England’s new head coach Brendon McCullum insisted he had nothing to do with captain Ben Stokes’ aggression after he oversaw a 3-0 whitewash of his native New Zealand during his first series in charge. McCullum was known for his dynamic approach as the New Zealand captain’s attacking mentality now dubbed ‘Baz ball’, in deference to his nickname, once again emerged during the third Test at Headingley on Monday.
England, after the rain washed out the final morning session, took just 15.2 overs to score the remaining 113 runs they needed to reach a 296 goal for a seven-wicket win that followed a five-wicket pair victories over the Test world champions at Lord’s and Trent Bridge.
Jonny Bairstow scored a blistering 71 on Monday – England’s second fastest Test 50 of all time – splitting a straight 111 with former England captain Joe Root (86 not out).
Bairstow’s innings followed a majestic 162 that revived England from the depths of 55-6 in their first innings.
It was all a far cry from the timid play that had so often characterized England’s performance in a run of one win in 17 tests prior to this series.
That rotten return led to Root’s resignation as captain after team director Ashley Giles and coach Chris Silverwood were sacked after a disastrous loss in Australia’s Ashes series.

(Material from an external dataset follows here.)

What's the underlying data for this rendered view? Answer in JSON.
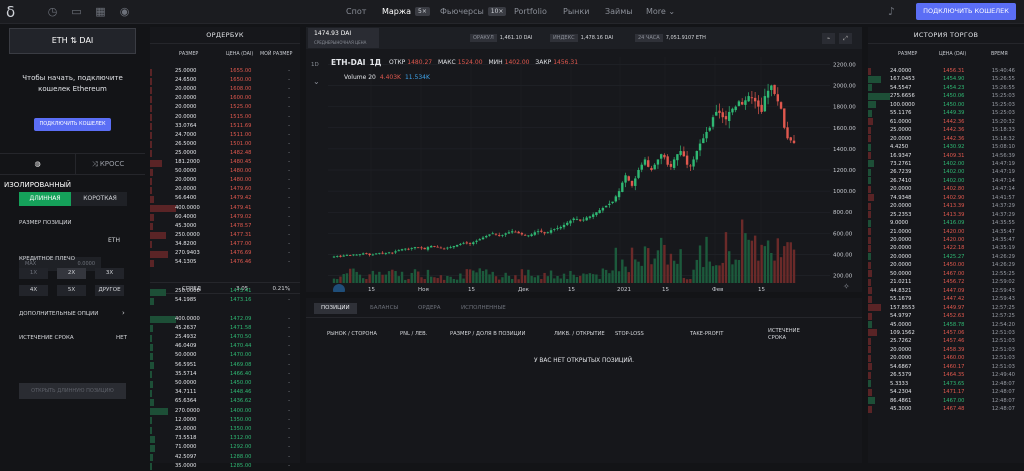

However, McCullum insisted he hadn’t “done much” while England was laundering New Zealand.
‘Pretty special start’
“I’m aggressive, but I think Ben is covering me,” McCullum told the BBC.

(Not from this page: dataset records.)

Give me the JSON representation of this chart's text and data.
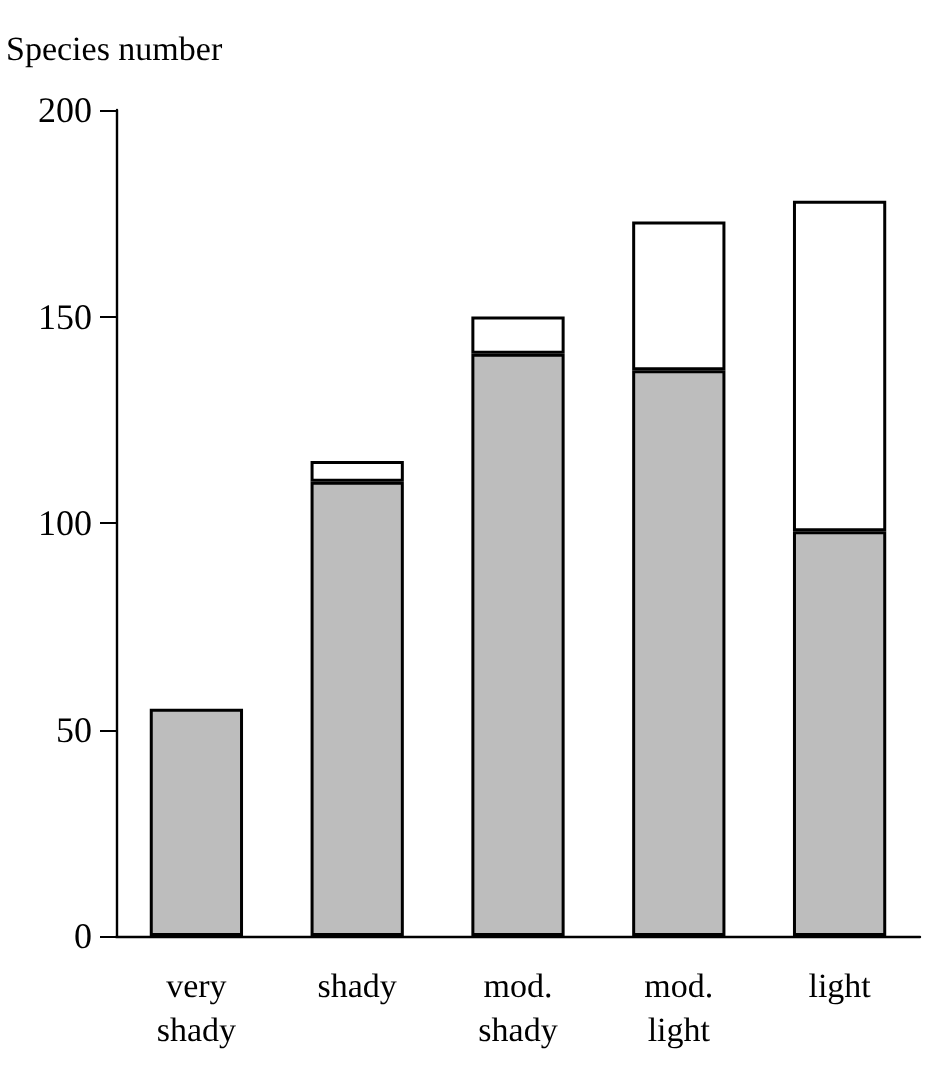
{
  "chart_data": {
    "type": "bar",
    "ylabel": "Species number",
    "stacked": true,
    "categories": [
      "very\nshady",
      "shady",
      "mod.\nshady",
      "mod.\nlight",
      "light"
    ],
    "series": [
      {
        "color": "#bdbdbd",
        "values": [
          55,
          110,
          141,
          137,
          98
        ]
      },
      {
        "color": "#ffffff",
        "values": [
          null,
          5,
          9,
          36,
          80
        ]
      }
    ],
    "ylim": [
      0,
      200
    ],
    "yticks": [
      0,
      50,
      100,
      150,
      200
    ],
    "grid": false
  }
}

“He really pushes to the limit and sends a strong message that this is how the team will play.”
“To walk away with a 3-0 series win against the best team in the world is a pretty special start,” Stokes said.

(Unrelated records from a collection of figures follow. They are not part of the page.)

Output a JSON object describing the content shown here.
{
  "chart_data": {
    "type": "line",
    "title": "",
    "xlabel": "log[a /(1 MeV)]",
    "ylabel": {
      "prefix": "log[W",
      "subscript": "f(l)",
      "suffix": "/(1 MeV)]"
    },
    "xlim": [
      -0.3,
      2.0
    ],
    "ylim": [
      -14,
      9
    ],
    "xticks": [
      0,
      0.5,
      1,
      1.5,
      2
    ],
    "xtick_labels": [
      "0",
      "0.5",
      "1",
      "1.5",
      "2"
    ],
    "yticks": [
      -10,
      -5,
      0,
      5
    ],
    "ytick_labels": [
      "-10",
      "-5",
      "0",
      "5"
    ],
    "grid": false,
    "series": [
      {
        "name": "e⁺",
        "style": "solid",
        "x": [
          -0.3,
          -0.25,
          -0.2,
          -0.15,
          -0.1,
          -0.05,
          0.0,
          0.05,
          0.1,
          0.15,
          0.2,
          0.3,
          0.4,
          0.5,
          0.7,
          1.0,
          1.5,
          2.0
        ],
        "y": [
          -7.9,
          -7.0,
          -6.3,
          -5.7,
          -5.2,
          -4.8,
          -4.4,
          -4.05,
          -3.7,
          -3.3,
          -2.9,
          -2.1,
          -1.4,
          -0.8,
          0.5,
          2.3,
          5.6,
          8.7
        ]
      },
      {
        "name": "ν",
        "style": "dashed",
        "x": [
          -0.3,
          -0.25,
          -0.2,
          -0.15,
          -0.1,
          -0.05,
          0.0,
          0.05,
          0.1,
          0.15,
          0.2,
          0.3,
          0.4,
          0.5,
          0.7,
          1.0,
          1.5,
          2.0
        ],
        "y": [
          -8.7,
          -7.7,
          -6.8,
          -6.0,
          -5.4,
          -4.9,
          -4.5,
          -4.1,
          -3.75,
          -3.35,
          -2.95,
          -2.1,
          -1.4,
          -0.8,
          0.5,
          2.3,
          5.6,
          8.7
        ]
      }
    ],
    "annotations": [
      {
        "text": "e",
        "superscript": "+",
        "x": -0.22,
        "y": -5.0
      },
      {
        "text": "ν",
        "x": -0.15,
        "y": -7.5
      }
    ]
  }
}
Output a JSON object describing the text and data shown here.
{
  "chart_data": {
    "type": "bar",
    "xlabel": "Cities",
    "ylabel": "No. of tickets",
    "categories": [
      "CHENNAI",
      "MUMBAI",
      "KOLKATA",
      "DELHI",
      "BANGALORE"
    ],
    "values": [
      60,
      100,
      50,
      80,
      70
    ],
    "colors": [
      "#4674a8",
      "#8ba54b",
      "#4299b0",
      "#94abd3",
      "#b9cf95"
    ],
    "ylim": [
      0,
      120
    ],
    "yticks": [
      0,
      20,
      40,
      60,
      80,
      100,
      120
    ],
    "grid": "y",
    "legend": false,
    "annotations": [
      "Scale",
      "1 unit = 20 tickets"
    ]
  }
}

“When I took over this job it was about more than just results – it was about changing the guys mindset towards test cricket, having fun, enjoying representing your country. Then the results will take care of themselves .
“It’s unbelievable to say we did it so quickly.”
New Zealand captain Kane Williamson, who missed the second Test with a Covid-19 attack, was left with a lack of first-class runs, including from his own bat.
But despite missing several New Zealand games in the 12 months since leading the Black Caps to victory over India in the inaugural World Test Championship final due to a long-term elbow injury, the 31-year-old star batsman couldn’t help but notice. thought to step down as skipper.
“I definitely love playing for this group and being their leader,” he said. “It was an interesting time and a challenge, but the appetite is still mine.”
(This story was not edited by DailyExpertNews staff and was generated automatically from a syndicated feed.)